La pensée peut-elle exister sans langage ?

"On soutient parfois qu'il n'y a pas de pensée sans langage, mais je ne peux souscrire à ce point de vue : Je soutiens qu'il y a de la pensée, et même des croyances vraies et fausses, sans langage. Mais quoi qu'il en soit, on ne peut nier que toute pensée relativement élaborée nécessite des mots. 

Le langage sert non seulement à exprimer des pensées, mais aussi à rendre possibles des pensées qui ne pourraient pas exister sans lui. Je peux savoir, en un sens, que j'ai cinq doigts, sans connaître le mot "cinq", mais je ne peux pas savoir que la population de Londres est d'environ huit millions d'habitants sans avoir acquis le langage de l'arithmétique, ni avoir une pensée correspondant étroitement à ce qui est affirmé dans la phrase : "le rapport entre la circonférence d'un cercle et son diamètre est d'environ 3,14159". 

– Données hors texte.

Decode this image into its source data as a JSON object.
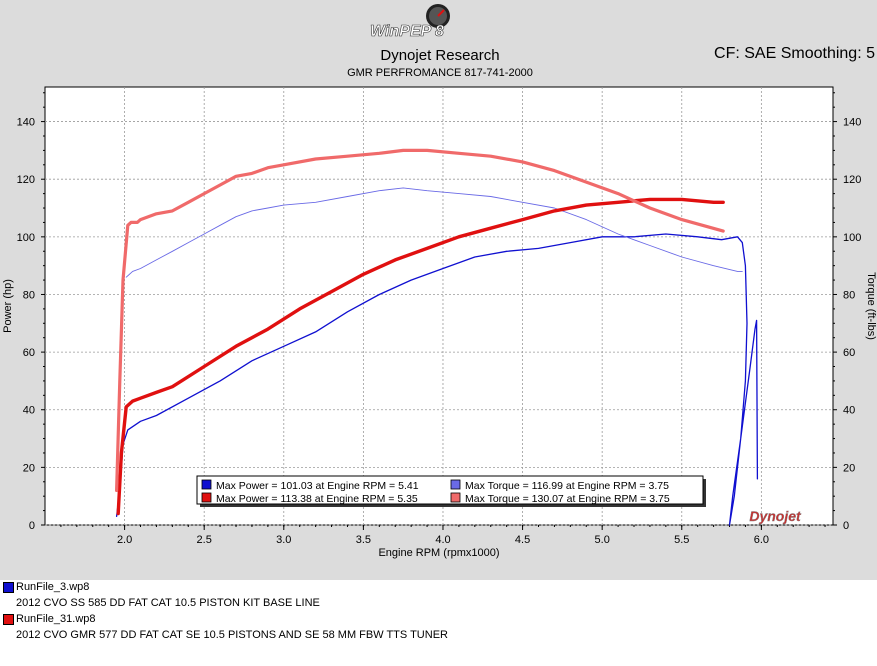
{
  "header": {
    "logo_text": "WinPEP 8",
    "title": "Dynojet Research",
    "subtitle": "GMR PERFROMANCE 817-741-2000",
    "correction": "CF: SAE Smoothing: 5"
  },
  "colors": {
    "run3": "#1010d0",
    "run3_torque": "#6a6ae6",
    "run31": "#e01010",
    "run31_torque": "#f06a6a"
  },
  "chart_data": {
    "type": "line",
    "xlabel": "Engine RPM (rpmx1000)",
    "ylabel_left": "Power (hp)",
    "ylabel_right": "Torque (ft-lbs)",
    "xlim": [
      1.5,
      6.45
    ],
    "ylim": [
      0,
      152
    ],
    "x_ticks": [
      "2.0",
      "2.5",
      "3.0",
      "3.5",
      "4.0",
      "4.5",
      "5.0",
      "5.5",
      "6.0"
    ],
    "y_ticks": [
      "0",
      "20",
      "40",
      "60",
      "80",
      "100",
      "120",
      "140"
    ],
    "grid": true,
    "watermark": "Dynojet",
    "legend": [
      {
        "label": "Max Power = 101.03 at Engine RPM = 5.41",
        "color": "#1010d0"
      },
      {
        "label": "Max Torque = 116.99 at Engine RPM = 3.75",
        "color": "#6a6ae6"
      },
      {
        "label": "Max Power = 113.38 at Engine RPM = 5.35",
        "color": "#e01010"
      },
      {
        "label": "Max Torque = 130.07 at Engine RPM = 3.75",
        "color": "#f06a6a"
      }
    ],
    "series": [
      {
        "run": "RunFile_3.wp8",
        "quantity": "Power",
        "color": "#1010d0",
        "width": 1.3,
        "x": [
          1.95,
          1.97,
          1.99,
          2.02,
          2.1,
          2.2,
          2.4,
          2.6,
          2.8,
          3.0,
          3.2,
          3.4,
          3.6,
          3.8,
          4.0,
          4.2,
          4.4,
          4.6,
          4.8,
          5.0,
          5.2,
          5.4,
          5.6,
          5.75,
          5.85,
          5.88,
          5.9,
          5.91,
          5.9,
          5.87,
          5.82,
          5.8,
          5.83,
          5.87,
          5.93,
          5.96,
          5.97,
          5.975
        ],
        "y": [
          3,
          12,
          28,
          33,
          36,
          38,
          44,
          50,
          57,
          62,
          67,
          74,
          80,
          85,
          89,
          93,
          95,
          96,
          98,
          100,
          100,
          101,
          100,
          99,
          100,
          98,
          90,
          70,
          50,
          30,
          10,
          0,
          10,
          30,
          55,
          68,
          71,
          16
        ]
      },
      {
        "run": "RunFile_3.wp8",
        "quantity": "Torque",
        "color": "#6a6ae6",
        "width": 0.9,
        "x": [
          2.01,
          2.05,
          2.1,
          2.2,
          2.3,
          2.4,
          2.5,
          2.6,
          2.7,
          2.8,
          2.9,
          3.0,
          3.2,
          3.4,
          3.6,
          3.75,
          3.9,
          4.1,
          4.3,
          4.5,
          4.7,
          4.9,
          5.1,
          5.3,
          5.5,
          5.7,
          5.85,
          5.88
        ],
        "y": [
          86,
          88,
          89,
          92,
          95,
          98,
          101,
          104,
          107,
          109,
          110,
          111,
          112,
          114,
          116,
          117,
          116,
          115,
          114,
          112,
          110,
          106,
          101,
          97,
          93,
          90,
          88,
          88
        ]
      },
      {
        "run": "RunFile_31.wp8",
        "quantity": "Power",
        "color": "#e01010",
        "width": 3.4,
        "x": [
          1.96,
          1.98,
          2.01,
          2.05,
          2.1,
          2.2,
          2.3,
          2.5,
          2.7,
          2.9,
          3.1,
          3.3,
          3.5,
          3.7,
          3.9,
          4.1,
          4.3,
          4.5,
          4.7,
          4.9,
          5.1,
          5.3,
          5.5,
          5.7,
          5.76
        ],
        "y": [
          4,
          25,
          41,
          43,
          44,
          46,
          48,
          55,
          62,
          68,
          75,
          81,
          87,
          92,
          96,
          100,
          103,
          106,
          109,
          111,
          112,
          113,
          113,
          112,
          112
        ]
      },
      {
        "run": "RunFile_31.wp8",
        "quantity": "Torque",
        "color": "#f06a6a",
        "width": 3.2,
        "x": [
          1.95,
          1.97,
          1.99,
          2.02,
          2.04,
          2.08,
          2.1,
          2.2,
          2.3,
          2.4,
          2.5,
          2.6,
          2.7,
          2.8,
          2.9,
          3.0,
          3.2,
          3.4,
          3.6,
          3.75,
          3.9,
          4.1,
          4.3,
          4.5,
          4.7,
          4.9,
          5.1,
          5.3,
          5.5,
          5.76
        ],
        "y": [
          12,
          50,
          85,
          104,
          105,
          105,
          106,
          108,
          109,
          112,
          115,
          118,
          121,
          122,
          124,
          125,
          127,
          128,
          129,
          130,
          130,
          129,
          128,
          126,
          123,
          119,
          115,
          110,
          106,
          102
        ]
      }
    ]
  },
  "runs": [
    {
      "file": "RunFile_3.wp8",
      "description": "2012 CVO SS 585 DD FAT CAT 10.5 PISTON KIT BASE LINE",
      "color": "#1010d0"
    },
    {
      "file": "RunFile_31.wp8",
      "description": "2012 CVO GMR 577 DD FAT CAT SE 10.5 PISTONS AND SE 58 MM FBW TTS TUNER",
      "color": "#e01010"
    }
  ]
}
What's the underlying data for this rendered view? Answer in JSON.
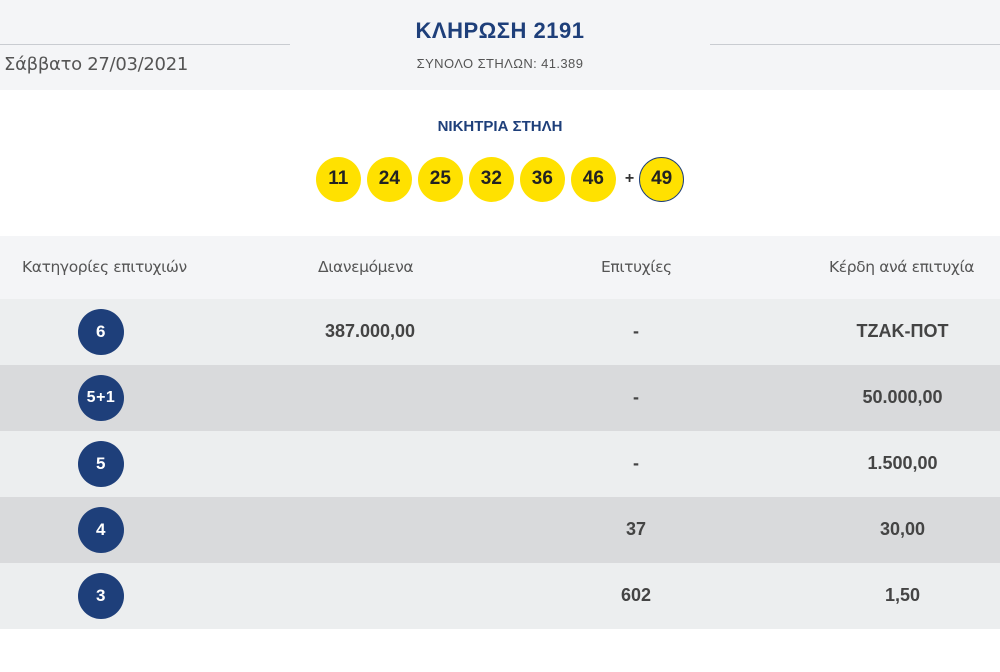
{
  "header": {
    "date": "Σάββατο 27/03/2021",
    "title": "ΚΛΗΡΩΣΗ 2191",
    "total_columns": "ΣΥΝΟΛΟ ΣΤΗΛΩΝ: 41.389"
  },
  "winning": {
    "label": "ΝΙΚΗΤΡΙΑ ΣΤΗΛΗ",
    "numbers": [
      "11",
      "24",
      "25",
      "32",
      "36",
      "46"
    ],
    "plus": "+",
    "joker": "49"
  },
  "table": {
    "headers": {
      "category": "Κατηγορίες επιτυχιών",
      "distributed": "Διανεμόμενα",
      "winners": "Επιτυχίες",
      "prize": "Κέρδη ανά επιτυχία"
    },
    "rows": [
      {
        "category": "6",
        "distributed": "387.000,00",
        "winners": "-",
        "prize": "ΤΖΑΚ-ΠΟΤ"
      },
      {
        "category": "5+1",
        "distributed": "",
        "winners": "-",
        "prize": "50.000,00"
      },
      {
        "category": "5",
        "distributed": "",
        "winners": "-",
        "prize": "1.500,00"
      },
      {
        "category": "4",
        "distributed": "",
        "winners": "37",
        "prize": "30,00"
      },
      {
        "category": "3",
        "distributed": "",
        "winners": "602",
        "prize": "1,50"
      }
    ]
  },
  "colors": {
    "brand_blue": "#1e3f7a",
    "ball_yellow": "#ffe100"
  }
}
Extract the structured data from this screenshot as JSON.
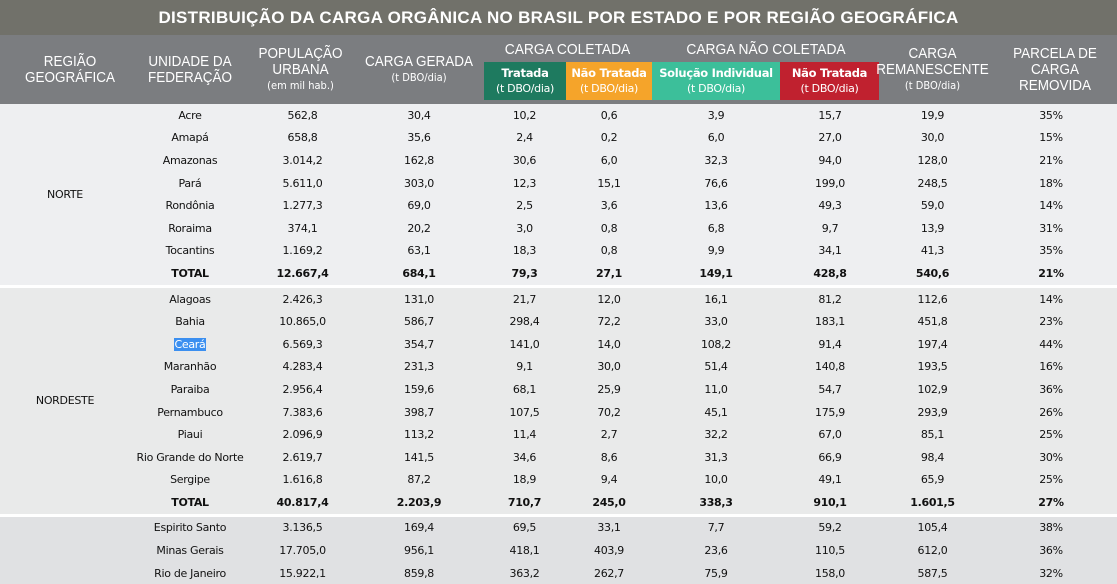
{
  "title": "DISTRIBUIÇÃO DA CARGA ORGÂNICA NO BRASIL POR ESTADO E POR REGIÃO GEOGRÁFICA",
  "headers": {
    "regiao": [
      "REGIÃO",
      "GEOGRÁFICA"
    ],
    "uf": [
      "UNIDADE DA",
      "FEDERAÇÃO"
    ],
    "pop": [
      "POPULAÇÃO",
      "URBANA"
    ],
    "pop_unit": "(em mil hab.)",
    "carga_gerada": "CARGA GERADA",
    "unit": "(t DBO/dia)",
    "coletada": "CARGA COLETADA",
    "nao_coletada": "CARGA NÃO COLETADA",
    "tratada": "Tratada",
    "nao_tratada": "Não Tratada",
    "solucao": "Solução Individual",
    "nao_tratada2": "Não Tratada",
    "remanescente": [
      "CARGA",
      "REMANESCENTE"
    ],
    "parcela": [
      "PARCELA DE",
      "CARGA",
      "REMOVIDA"
    ]
  },
  "colors": {
    "tratada": "#1e7a5f",
    "nao_tratada": "#f5a42a",
    "solucao": "#3cbf9a",
    "nao_tratada2": "#c0212f"
  },
  "regions": [
    {
      "name": "NORTE",
      "bg": "#eeeff1",
      "rows": [
        [
          "Acre",
          "562,8",
          "30,4",
          "10,2",
          "0,6",
          "3,9",
          "15,7",
          "19,9",
          "35%"
        ],
        [
          "Amapá",
          "658,8",
          "35,6",
          "2,4",
          "0,2",
          "6,0",
          "27,0",
          "30,0",
          "15%"
        ],
        [
          "Amazonas",
          "3.014,2",
          "162,8",
          "30,6",
          "6,0",
          "32,3",
          "94,0",
          "128,0",
          "21%"
        ],
        [
          "Pará",
          "5.611,0",
          "303,0",
          "12,3",
          "15,1",
          "76,6",
          "199,0",
          "248,5",
          "18%"
        ],
        [
          "Rondônia",
          "1.277,3",
          "69,0",
          "2,5",
          "3,6",
          "13,6",
          "49,3",
          "59,0",
          "14%"
        ],
        [
          "Roraima",
          "374,1",
          "20,2",
          "3,0",
          "0,8",
          "6,8",
          "9,7",
          "13,9",
          "31%"
        ],
        [
          "Tocantins",
          "1.169,2",
          "63,1",
          "18,3",
          "0,8",
          "9,9",
          "34,1",
          "41,3",
          "35%"
        ],
        [
          "TOTAL",
          "12.667,4",
          "684,1",
          "79,3",
          "27,1",
          "149,1",
          "428,8",
          "540,6",
          "21%"
        ]
      ]
    },
    {
      "name": "NORDESTE",
      "bg": "#e9eaea",
      "rows": [
        [
          "Alagoas",
          "2.426,3",
          "131,0",
          "21,7",
          "12,0",
          "16,1",
          "81,2",
          "112,6",
          "14%"
        ],
        [
          "Bahia",
          "10.865,0",
          "586,7",
          "298,4",
          "72,2",
          "33,0",
          "183,1",
          "451,8",
          "23%"
        ],
        [
          "Ceará",
          "6.569,3",
          "354,7",
          "141,0",
          "14,0",
          "108,2",
          "91,4",
          "197,4",
          "44%"
        ],
        [
          "Maranhão",
          "4.283,4",
          "231,3",
          "9,1",
          "30,0",
          "51,4",
          "140,8",
          "193,5",
          "16%"
        ],
        [
          "Paraiba",
          "2.956,4",
          "159,6",
          "68,1",
          "25,9",
          "11,0",
          "54,7",
          "102,9",
          "36%"
        ],
        [
          "Pernambuco",
          "7.383,6",
          "398,7",
          "107,5",
          "70,2",
          "45,1",
          "175,9",
          "293,9",
          "26%"
        ],
        [
          "Piaui",
          "2.096,9",
          "113,2",
          "11,4",
          "2,7",
          "32,2",
          "67,0",
          "85,1",
          "25%"
        ],
        [
          "Rio Grande do Norte",
          "2.619,7",
          "141,5",
          "34,6",
          "8,6",
          "31,3",
          "66,9",
          "98,4",
          "30%"
        ],
        [
          "Sergipe",
          "1.616,8",
          "87,2",
          "18,9",
          "9,4",
          "10,0",
          "49,1",
          "65,9",
          "25%"
        ],
        [
          "TOTAL",
          "40.817,4",
          "2.203,9",
          "710,7",
          "245,0",
          "338,3",
          "910,1",
          "1.601,5",
          "27%"
        ]
      ]
    },
    {
      "name": "",
      "bg": "#e0e1e3",
      "rows": [
        [
          "Espirito Santo",
          "3.136,5",
          "169,4",
          "69,5",
          "33,1",
          "7,7",
          "59,2",
          "105,4",
          "38%"
        ],
        [
          "Minas Gerais",
          "17.705,0",
          "956,1",
          "418,1",
          "403,9",
          "23,6",
          "110,5",
          "612,0",
          "36%"
        ],
        [
          "Rio de Janeiro",
          "15.922,1",
          "859,8",
          "363,2",
          "262,7",
          "75,9",
          "158,0",
          "587,5",
          "32%"
        ]
      ]
    }
  ],
  "selected_cell": "Ceará"
}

Le langage, une fois évolué, acquiert une sorte d'autonomie : nous pouvons savoir, surtout en mathématiques, qu'une phrase affirme quelque chose de vrai, bien que ce qu'elle affirme soit trop complexe pour être appréhendé même par les meilleurs esprits".

Auteur: Russell Bertrand

Info: Human Knowledge : Its Scope and Limits  (1948), Partie II. Le monde de la science, Ch.I : Les usages du langage, p.74. La philosophie du langage étudie la nature du langage et les relations entre les idiomes, leurs utilisateurs et le monde, à propos de la nature du sens, de l'intentionnalité, de la référence, de la constitution des phrases, des concepts, de l'apprentissage et de la pensée. Russel et Gottlob Frege furent les figures de proue de ce "virage linguistique". Ils furent suivis par Ludwig Wittgenstein (Tractatus Logico-Philosophicus), le Cercle de Vienne, les positivistes logiques et Willard Van Orman Quine. Ce qu'on nomme aussi "naissance de la philosophie analytique".

[ réflexion ] [ tiercités ] [ philosophie analytique ] [ épistémé ] [ historique ]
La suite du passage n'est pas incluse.